Chacune de ses interventions lançait au cœur cette grave question : « Qu'as-tu fait de ton frère ? ». Et pourtant celle que certains n'hésitaient pas à la canoniser de son vivant, en la désignant comme « la sainte du Caire », ne cachait pas ses faiblesses : oui, dans sa jeunesse, elle avait eu des doutes, elle adorait les belles fourrures, les chapeaux, le chocolat noir et la glace à la vanille… Devenue religieuse, elle garde son caractère de jeune fille indépendante et parfois frivole : «La vie en communauté n’est pas facile chaque jour, mais c’est normal. Moi, je n’ai pas toujours été aimée. Appréciée. J’agace beaucoup, vous savez. Je me rebelle ». Et au plus fort de sa notoriété médiatique, elle faisait même cet aveu : « L'orgueil se glisse partout. J'ai beau être une religieuse, quand on parle de moi, ça me fait plaisir ».

Ce qui l’a fait progresser dans la vie c’est d’être capable d’accepter les idées de chacun : «J’ai toujours essayé de respecter tous les croyants. Les athées aussi. L’homme est libre ».

Pour ceux qui étaient marginalisés et que personne ne regardait, Sœur Emmanuelle, qui se dit « vindicative », « coléreuse » et « un peu féministe » donne sans peur de la voix. Il faut de l’aide aux pays pauvres et aux sans-logis. Tant pis si elle dérange ! Médicaments et argent sont nécessaires. Pour eux, elle se fait peu à peu une sorte d’ambassadrice au parler simple. « Je ne suis pas une intellectuelle ». Mai elle sait émouvoir et convaincre. Ses formules optimistes font mouche. « Dieu nous a créés pour le bonheur. Il faudrait péter de joie ».

Pour répandre son message, elle n'a jamais boudé les médias pour faire passer son message de partage. Elle ne refusait même pas les hommages qui pouvaient venir du showbiz, comme celui que lui a rendu le chanteur Calogero, en écrivant une chanson en son honneur, « Yalla » (« En avant », en arabe), devenu le cri de guerre… qu’elle lançait de plus en plus souvent notamment aux jeunes pour qu’ils trouvent le véritable sens de leur vie et suscitent un formidable électrochoc dans nos sociétés où les pauvres se multiplient.

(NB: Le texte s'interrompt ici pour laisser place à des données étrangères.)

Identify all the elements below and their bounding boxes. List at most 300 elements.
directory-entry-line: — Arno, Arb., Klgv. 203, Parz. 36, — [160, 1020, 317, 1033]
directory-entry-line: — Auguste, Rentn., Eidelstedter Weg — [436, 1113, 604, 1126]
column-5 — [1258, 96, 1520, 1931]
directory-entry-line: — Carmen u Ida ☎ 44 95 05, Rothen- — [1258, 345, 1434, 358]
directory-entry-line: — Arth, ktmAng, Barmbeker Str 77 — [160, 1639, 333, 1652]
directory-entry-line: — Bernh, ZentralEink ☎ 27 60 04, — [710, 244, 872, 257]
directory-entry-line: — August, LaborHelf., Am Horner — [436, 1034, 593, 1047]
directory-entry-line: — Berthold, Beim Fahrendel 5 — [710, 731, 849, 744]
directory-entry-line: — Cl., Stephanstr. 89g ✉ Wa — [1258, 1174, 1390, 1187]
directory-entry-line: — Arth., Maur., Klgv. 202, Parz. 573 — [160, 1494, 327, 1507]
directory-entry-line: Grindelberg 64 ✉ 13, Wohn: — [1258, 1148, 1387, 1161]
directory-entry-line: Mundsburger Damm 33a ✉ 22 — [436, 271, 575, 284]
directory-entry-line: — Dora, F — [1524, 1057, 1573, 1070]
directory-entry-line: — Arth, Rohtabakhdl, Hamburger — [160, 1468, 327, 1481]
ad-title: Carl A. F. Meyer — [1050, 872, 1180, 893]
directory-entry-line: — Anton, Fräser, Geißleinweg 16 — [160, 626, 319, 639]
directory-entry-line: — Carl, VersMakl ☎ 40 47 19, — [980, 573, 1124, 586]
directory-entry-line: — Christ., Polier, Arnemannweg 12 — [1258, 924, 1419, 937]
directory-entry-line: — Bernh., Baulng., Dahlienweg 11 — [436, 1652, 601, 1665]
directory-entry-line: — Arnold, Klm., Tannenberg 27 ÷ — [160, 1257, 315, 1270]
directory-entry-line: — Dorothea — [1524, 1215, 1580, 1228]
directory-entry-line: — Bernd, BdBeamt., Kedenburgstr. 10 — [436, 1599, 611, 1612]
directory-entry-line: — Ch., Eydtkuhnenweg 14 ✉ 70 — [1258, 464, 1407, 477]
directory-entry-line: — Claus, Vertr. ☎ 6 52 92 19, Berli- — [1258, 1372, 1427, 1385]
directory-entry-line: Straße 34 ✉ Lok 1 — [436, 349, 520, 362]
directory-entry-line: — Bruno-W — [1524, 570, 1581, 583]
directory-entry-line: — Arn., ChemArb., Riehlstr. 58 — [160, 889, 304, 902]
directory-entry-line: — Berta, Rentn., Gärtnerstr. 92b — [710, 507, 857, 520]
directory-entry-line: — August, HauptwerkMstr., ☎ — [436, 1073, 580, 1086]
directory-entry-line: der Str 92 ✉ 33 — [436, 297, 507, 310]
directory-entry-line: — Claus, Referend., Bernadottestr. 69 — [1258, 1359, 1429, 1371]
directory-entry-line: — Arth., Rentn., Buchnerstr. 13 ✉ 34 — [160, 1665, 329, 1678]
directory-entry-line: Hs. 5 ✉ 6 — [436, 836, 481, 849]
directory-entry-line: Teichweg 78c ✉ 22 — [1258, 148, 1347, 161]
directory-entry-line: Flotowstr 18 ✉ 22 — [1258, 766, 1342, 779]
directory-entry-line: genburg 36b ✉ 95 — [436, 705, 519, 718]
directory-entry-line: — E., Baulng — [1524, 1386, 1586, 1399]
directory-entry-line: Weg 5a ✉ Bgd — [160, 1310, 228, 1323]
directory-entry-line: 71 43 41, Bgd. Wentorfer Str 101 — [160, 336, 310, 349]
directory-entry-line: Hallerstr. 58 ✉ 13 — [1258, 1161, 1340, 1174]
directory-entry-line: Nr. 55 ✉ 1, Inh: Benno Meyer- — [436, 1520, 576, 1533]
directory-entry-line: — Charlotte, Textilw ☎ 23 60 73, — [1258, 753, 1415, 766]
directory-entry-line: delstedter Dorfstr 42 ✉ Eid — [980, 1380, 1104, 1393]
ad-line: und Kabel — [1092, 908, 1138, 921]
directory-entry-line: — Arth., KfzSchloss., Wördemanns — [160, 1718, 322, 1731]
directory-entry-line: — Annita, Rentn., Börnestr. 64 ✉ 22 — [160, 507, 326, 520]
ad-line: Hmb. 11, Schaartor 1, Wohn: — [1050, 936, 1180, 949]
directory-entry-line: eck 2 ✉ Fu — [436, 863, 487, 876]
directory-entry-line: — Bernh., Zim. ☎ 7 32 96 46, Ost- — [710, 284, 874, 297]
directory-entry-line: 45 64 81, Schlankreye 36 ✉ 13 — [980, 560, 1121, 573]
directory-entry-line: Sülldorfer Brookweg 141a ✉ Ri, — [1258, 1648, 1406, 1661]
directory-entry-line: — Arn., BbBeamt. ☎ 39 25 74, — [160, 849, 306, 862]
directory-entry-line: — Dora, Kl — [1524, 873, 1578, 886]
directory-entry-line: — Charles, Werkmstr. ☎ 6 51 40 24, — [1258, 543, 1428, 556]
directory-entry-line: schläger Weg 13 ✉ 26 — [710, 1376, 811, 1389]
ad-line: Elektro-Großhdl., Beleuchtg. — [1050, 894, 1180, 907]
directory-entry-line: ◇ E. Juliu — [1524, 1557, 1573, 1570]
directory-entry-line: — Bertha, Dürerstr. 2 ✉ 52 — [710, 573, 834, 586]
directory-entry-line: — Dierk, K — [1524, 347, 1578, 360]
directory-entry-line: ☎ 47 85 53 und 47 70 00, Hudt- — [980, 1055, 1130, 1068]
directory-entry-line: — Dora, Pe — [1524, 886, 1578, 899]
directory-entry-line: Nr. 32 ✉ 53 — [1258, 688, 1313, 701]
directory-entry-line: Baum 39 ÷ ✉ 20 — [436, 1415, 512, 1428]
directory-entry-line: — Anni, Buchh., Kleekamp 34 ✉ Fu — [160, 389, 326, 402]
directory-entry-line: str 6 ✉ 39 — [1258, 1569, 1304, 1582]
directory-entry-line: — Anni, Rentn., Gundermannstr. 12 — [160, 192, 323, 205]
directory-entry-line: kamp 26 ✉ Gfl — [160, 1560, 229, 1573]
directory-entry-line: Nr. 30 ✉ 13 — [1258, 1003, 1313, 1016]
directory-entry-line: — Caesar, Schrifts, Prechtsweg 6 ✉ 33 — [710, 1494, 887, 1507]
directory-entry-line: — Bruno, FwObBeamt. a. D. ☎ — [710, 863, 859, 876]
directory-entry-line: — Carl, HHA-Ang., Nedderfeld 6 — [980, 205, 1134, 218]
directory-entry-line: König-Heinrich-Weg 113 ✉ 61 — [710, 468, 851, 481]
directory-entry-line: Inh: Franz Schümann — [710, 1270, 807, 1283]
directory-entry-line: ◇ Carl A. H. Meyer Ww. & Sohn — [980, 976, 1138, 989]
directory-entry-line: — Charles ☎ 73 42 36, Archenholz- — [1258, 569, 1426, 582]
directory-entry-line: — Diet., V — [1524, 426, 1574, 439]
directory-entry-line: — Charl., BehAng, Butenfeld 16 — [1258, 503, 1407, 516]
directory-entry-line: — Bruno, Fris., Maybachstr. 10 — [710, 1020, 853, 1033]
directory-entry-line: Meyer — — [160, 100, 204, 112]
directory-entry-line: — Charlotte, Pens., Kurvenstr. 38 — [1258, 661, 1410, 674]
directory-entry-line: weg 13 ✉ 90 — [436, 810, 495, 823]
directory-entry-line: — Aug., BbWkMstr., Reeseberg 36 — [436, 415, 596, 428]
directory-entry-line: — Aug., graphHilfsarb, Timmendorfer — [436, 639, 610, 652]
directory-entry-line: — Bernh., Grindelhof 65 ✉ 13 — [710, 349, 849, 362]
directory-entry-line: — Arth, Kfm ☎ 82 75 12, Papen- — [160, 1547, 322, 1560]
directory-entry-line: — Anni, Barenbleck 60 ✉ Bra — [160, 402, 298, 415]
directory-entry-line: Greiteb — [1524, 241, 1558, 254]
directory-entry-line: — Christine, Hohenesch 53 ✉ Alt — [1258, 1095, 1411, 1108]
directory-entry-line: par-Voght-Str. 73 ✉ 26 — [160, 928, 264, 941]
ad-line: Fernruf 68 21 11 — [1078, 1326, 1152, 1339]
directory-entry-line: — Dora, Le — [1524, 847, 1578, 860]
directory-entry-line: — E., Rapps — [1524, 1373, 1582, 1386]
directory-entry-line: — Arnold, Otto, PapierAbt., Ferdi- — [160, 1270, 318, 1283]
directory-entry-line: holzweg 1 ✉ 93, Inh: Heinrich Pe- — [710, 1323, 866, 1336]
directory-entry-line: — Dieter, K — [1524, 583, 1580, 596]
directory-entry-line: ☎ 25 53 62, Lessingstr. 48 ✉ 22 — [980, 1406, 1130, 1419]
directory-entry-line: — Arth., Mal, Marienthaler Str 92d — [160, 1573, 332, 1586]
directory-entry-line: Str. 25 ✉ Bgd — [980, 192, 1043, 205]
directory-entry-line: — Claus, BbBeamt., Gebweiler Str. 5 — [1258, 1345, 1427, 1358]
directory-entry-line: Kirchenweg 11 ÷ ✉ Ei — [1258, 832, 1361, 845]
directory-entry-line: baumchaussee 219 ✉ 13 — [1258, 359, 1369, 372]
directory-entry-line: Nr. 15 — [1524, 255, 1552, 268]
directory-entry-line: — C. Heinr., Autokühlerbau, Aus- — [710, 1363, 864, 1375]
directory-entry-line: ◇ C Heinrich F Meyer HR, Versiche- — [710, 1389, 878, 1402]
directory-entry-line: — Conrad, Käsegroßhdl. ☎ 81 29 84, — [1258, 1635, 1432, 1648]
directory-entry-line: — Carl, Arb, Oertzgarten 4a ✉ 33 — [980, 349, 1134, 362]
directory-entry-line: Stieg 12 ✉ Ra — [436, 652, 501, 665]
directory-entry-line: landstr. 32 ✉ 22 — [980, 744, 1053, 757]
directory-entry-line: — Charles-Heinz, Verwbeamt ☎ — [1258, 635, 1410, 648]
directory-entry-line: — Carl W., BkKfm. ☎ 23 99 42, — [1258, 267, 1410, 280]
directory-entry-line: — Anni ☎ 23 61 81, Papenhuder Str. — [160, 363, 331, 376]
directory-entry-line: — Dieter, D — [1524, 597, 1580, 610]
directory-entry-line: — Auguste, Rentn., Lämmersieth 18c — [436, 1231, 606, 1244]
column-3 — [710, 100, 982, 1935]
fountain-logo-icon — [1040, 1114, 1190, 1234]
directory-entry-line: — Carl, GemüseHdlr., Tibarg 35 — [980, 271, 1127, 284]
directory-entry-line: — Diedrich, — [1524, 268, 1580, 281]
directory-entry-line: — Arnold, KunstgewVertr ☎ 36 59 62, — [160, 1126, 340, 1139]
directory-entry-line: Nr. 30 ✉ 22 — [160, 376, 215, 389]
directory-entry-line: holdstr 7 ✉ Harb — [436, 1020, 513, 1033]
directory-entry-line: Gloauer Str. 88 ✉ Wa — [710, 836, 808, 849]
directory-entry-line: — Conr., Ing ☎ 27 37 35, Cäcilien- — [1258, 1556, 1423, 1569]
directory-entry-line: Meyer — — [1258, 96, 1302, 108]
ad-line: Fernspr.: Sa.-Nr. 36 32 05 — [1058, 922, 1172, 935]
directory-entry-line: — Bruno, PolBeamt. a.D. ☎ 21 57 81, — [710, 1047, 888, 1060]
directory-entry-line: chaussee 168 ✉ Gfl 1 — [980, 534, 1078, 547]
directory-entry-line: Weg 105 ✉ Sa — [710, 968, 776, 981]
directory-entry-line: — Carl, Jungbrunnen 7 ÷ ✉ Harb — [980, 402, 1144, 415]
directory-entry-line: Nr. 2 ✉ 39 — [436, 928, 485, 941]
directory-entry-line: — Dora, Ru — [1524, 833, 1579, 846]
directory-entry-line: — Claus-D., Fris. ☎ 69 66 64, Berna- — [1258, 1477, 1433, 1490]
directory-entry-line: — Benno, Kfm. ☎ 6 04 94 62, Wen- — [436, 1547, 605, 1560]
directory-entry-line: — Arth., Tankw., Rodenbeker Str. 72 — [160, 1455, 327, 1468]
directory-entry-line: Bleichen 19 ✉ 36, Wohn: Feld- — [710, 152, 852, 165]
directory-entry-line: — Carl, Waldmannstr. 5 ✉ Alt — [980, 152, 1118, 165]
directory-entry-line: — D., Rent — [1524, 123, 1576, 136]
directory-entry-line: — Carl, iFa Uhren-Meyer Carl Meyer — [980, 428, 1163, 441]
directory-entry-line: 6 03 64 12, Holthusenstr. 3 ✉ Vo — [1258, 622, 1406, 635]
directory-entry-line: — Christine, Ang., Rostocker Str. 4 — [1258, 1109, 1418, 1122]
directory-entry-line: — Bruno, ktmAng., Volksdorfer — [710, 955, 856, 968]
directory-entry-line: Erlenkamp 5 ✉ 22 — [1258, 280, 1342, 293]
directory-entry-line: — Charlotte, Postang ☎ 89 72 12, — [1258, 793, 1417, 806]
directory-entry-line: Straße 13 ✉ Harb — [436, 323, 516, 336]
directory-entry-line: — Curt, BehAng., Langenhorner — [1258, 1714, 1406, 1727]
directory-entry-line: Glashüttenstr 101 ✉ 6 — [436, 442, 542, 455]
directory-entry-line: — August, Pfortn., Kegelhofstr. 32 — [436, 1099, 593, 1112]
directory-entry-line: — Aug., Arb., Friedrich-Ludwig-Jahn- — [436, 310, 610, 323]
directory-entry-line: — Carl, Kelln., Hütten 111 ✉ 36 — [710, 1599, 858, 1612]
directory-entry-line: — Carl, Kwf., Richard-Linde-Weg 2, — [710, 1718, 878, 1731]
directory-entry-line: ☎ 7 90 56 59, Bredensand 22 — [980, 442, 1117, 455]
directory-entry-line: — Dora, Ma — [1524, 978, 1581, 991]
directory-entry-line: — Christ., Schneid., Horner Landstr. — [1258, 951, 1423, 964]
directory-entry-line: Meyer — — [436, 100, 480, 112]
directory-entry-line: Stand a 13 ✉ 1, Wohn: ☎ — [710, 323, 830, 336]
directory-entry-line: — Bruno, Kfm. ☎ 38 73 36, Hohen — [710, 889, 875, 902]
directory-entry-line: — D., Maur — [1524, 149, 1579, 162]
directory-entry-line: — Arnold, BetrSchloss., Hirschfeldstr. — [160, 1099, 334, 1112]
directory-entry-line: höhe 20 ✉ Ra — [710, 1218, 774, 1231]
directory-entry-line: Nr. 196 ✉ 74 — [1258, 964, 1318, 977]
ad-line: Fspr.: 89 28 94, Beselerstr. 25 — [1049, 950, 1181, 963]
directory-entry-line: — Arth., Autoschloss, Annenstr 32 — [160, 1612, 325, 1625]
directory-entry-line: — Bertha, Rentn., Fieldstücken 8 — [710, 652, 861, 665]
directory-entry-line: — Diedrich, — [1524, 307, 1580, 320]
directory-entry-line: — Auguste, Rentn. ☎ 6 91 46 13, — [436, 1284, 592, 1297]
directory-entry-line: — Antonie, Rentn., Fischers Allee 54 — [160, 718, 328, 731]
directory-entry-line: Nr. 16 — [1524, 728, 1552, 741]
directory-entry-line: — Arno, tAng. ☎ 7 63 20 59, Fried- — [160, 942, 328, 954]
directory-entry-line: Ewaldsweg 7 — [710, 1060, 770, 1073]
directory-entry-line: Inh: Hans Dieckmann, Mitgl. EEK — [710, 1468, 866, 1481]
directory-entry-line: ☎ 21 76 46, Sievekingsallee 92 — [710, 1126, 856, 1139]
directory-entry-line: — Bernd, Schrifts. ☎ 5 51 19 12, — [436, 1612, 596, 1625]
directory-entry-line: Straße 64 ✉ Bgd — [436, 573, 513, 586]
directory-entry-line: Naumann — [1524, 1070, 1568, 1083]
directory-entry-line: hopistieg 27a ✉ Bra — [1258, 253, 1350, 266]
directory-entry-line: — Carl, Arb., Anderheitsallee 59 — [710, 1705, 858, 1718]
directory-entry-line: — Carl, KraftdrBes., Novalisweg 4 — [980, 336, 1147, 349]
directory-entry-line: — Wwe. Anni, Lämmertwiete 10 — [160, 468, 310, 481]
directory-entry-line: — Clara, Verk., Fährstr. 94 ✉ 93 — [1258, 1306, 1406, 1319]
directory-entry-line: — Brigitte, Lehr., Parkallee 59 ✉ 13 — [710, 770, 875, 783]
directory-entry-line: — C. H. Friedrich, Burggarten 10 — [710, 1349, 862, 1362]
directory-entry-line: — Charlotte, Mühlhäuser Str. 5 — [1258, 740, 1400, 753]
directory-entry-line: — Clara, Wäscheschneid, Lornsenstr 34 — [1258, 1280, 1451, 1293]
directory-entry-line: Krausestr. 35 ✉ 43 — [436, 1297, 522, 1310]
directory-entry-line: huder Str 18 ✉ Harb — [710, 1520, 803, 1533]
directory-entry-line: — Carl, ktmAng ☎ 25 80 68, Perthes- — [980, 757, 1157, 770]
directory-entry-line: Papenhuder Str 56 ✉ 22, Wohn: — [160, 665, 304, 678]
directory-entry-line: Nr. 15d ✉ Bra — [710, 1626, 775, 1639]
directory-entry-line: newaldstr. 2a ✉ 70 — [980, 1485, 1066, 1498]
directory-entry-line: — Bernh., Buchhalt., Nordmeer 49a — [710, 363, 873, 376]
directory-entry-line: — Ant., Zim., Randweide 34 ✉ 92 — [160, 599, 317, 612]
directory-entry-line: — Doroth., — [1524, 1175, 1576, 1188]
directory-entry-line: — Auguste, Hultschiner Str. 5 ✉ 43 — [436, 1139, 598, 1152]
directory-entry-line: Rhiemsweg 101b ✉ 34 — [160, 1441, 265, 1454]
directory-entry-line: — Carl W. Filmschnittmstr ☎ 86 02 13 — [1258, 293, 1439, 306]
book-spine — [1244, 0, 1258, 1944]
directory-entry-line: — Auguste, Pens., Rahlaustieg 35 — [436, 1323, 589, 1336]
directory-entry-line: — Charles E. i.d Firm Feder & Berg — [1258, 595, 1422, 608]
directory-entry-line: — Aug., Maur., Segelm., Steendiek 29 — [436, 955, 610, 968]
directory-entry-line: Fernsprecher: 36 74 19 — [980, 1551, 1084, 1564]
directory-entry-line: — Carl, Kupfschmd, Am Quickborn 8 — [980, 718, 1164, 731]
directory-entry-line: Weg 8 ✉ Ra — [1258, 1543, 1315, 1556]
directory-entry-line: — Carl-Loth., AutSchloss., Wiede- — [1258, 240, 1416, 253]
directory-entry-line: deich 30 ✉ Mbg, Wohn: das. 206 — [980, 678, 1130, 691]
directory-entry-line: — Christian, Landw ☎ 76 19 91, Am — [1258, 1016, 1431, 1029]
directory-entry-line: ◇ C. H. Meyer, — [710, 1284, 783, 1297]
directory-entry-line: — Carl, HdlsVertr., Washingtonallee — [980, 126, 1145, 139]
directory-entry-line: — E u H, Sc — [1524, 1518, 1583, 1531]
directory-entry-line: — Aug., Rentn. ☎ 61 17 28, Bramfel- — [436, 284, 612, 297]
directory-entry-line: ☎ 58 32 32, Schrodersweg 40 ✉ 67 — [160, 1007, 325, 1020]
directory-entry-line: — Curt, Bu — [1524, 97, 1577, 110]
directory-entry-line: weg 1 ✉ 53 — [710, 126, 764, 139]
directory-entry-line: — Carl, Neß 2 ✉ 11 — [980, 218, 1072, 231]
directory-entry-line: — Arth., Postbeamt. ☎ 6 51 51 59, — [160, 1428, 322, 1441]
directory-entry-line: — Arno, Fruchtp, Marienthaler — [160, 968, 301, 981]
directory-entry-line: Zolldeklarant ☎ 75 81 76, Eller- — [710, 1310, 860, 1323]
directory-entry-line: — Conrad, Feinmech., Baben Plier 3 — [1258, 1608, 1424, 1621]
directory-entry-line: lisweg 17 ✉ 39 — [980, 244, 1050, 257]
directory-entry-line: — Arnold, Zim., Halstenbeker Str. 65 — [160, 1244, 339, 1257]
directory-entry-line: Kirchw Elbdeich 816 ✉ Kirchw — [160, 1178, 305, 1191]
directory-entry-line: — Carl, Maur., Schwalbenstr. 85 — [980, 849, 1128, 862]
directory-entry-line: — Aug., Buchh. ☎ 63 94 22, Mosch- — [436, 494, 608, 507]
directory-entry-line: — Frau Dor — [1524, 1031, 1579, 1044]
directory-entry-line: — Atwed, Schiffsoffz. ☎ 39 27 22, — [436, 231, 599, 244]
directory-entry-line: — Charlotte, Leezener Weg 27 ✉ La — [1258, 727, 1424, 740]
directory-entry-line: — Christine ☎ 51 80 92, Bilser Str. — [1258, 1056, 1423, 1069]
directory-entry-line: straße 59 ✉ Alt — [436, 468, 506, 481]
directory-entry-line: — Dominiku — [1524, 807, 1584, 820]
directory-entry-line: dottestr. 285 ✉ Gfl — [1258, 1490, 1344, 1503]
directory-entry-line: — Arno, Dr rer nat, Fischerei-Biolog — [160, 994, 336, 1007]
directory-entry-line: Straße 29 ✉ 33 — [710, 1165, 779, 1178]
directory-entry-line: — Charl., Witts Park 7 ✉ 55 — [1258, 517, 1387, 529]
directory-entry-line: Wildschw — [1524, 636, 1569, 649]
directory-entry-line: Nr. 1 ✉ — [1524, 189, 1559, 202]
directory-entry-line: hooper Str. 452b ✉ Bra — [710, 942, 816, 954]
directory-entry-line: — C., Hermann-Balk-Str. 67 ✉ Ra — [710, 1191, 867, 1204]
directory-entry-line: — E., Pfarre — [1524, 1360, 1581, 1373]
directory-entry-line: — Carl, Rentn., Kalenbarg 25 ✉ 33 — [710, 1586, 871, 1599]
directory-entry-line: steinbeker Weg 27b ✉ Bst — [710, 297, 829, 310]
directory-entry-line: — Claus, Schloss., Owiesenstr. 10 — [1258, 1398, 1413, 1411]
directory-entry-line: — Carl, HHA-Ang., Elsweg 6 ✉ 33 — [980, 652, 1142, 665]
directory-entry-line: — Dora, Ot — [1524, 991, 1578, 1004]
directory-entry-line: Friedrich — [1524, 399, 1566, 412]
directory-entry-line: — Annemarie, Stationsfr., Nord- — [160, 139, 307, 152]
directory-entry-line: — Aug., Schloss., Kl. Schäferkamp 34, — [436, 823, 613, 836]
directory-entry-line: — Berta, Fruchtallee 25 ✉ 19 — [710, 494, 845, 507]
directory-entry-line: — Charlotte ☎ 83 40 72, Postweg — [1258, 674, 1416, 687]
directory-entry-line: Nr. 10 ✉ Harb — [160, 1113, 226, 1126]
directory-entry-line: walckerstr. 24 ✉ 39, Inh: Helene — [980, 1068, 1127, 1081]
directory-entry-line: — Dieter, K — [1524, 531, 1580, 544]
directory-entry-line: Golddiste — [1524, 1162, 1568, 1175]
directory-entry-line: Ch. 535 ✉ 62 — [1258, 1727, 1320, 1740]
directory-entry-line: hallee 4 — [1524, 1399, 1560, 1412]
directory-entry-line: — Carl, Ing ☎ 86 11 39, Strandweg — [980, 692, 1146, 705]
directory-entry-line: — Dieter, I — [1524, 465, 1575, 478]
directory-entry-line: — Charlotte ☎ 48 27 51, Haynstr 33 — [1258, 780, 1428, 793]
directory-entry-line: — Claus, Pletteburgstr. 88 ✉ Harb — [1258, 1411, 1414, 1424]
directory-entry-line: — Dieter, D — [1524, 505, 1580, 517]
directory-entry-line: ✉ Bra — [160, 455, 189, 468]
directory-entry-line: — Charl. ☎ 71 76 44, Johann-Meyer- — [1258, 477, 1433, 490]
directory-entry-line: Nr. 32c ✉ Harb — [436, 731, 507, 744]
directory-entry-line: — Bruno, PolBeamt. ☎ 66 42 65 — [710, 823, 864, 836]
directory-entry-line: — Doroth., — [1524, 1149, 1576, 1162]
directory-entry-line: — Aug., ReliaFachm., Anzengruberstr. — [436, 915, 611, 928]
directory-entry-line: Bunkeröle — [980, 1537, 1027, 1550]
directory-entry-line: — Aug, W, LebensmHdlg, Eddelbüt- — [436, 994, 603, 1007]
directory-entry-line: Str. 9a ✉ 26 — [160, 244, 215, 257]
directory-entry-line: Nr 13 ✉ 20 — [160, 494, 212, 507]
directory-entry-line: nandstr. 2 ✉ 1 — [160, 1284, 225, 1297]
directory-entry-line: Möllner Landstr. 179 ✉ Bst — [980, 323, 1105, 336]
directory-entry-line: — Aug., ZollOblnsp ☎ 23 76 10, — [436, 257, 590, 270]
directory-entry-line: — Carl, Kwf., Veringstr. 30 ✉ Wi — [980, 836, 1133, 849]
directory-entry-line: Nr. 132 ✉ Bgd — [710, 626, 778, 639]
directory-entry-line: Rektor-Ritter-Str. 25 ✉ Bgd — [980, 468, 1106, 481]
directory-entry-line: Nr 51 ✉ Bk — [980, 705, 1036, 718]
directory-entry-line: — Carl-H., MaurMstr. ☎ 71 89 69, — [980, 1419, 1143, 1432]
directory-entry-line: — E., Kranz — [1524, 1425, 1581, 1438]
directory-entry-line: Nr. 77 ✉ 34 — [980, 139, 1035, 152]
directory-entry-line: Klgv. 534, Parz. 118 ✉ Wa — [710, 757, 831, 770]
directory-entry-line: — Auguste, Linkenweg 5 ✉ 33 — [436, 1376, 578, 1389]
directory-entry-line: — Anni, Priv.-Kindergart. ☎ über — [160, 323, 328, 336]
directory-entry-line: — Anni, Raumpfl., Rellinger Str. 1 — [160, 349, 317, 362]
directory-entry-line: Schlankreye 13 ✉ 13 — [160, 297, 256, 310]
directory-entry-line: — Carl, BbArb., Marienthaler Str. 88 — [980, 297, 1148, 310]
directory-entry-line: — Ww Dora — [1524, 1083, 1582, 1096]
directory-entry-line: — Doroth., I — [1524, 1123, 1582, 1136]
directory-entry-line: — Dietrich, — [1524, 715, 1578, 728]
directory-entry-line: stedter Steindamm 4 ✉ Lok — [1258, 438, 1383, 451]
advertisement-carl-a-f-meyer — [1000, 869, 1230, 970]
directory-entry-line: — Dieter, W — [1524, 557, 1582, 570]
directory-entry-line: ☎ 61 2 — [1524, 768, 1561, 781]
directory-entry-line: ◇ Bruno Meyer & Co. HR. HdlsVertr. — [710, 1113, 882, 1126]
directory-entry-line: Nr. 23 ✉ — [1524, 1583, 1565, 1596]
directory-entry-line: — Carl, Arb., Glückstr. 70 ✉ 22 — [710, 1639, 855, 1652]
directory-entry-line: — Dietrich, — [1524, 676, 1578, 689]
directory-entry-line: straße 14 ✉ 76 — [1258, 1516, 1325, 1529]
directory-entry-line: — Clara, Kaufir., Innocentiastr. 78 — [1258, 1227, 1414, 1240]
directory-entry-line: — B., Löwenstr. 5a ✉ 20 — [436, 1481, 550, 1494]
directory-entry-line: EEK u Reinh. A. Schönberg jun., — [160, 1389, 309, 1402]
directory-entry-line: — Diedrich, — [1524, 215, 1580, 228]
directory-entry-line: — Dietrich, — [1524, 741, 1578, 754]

Cette vieille dame, quelque peu indigne, qui avouait craindre de souffrir une longue agonie avant de mourir, a eu son vœu exaucée ; elle a ainsi pu «partir comme une fusée ». C’était là son dernier souhait, ayant passé, selon ses propres dires, un accord avec la sainte Vierge, accord sur lequel elle refusait de s’exprimer davantage.

Je t’ai aperçue une fois lorsque tu es venue faire une conférence au Collège, mais je ne t’ai jamais vraiment rencontrée ; j’ai cependant pu rencontrer celle qui t’a succédé au Caire auprès des chiffonniers, dans ce cimetière où vivent des familles entières. Mais j’aurai toujours en mémoire ton visage et ton sourire me rappelant que ta vie a été un exemple, que personne ne pourra jamais oublier et qui sera un modèle pour nombre d'entre nous.

Maintenant tu vois à découvert l'éclat radieux du visage de Dieu... et je ne peux que redire : « Ouvre mes mains, Seigneur, qui se ferment pour tout garder. Le pauvre a faim devant ma maison. Apprends-moi à partager ».

Merci pour ton œuvre, pour ton exemple, pour ce que tu as semé... Continue à nous guider pour que toutes tes semences s'épanouissent et fleurissent en un bouquet de charité et d'amour dans nos déserts.

Michel Ségard

Yalla, Emmanuelle ; Au revoir, ma sœur. Tu as vécu plusieurs vies, tu vas enfin pouvoir accéder à celle qui était la plus importante à tes yeux, celle qui était le fondement de ta vie sur terre : la vie éternelle.